Water departments are supposed to do surveys at residential taps to evaluate the effect of alkalinity on lead in the water as it is actually drank. Even the small town I came from does. Seattle, for example, made some changes based on these surveys: http://www.seattle.gov/util/MyServices/Water/Water_Quality/W...


Water departments have been cheating on those surveys to get the right results. That's one of the causes of this scandal.

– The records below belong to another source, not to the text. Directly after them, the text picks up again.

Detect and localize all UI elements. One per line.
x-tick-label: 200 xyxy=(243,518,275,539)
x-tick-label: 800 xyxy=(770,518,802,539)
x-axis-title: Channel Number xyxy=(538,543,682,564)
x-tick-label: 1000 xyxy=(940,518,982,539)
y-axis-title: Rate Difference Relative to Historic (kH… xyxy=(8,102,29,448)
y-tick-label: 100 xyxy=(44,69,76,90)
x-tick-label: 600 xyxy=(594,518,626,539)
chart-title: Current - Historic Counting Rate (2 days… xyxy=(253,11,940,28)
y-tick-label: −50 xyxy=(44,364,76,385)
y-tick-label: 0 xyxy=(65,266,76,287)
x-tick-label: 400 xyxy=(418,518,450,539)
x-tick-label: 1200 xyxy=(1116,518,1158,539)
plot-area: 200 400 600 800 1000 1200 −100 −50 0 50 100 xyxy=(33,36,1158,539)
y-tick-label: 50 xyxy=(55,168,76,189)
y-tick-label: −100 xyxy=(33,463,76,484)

For what it's worth, I could be mistaken. The storebought deionized water I get could be contaminated with carbonic acid, which would explain the burning.


Distilled water tends to exhibit an acidic because there are nk dissolved salts to buffer against atomspheric carbon dioxide which forms carbonic acid once dissolved. However I would be very surprised if store bought water contains enough CO2 to irritate human skin, unless you meant carbolic acid instead of carbonic acid.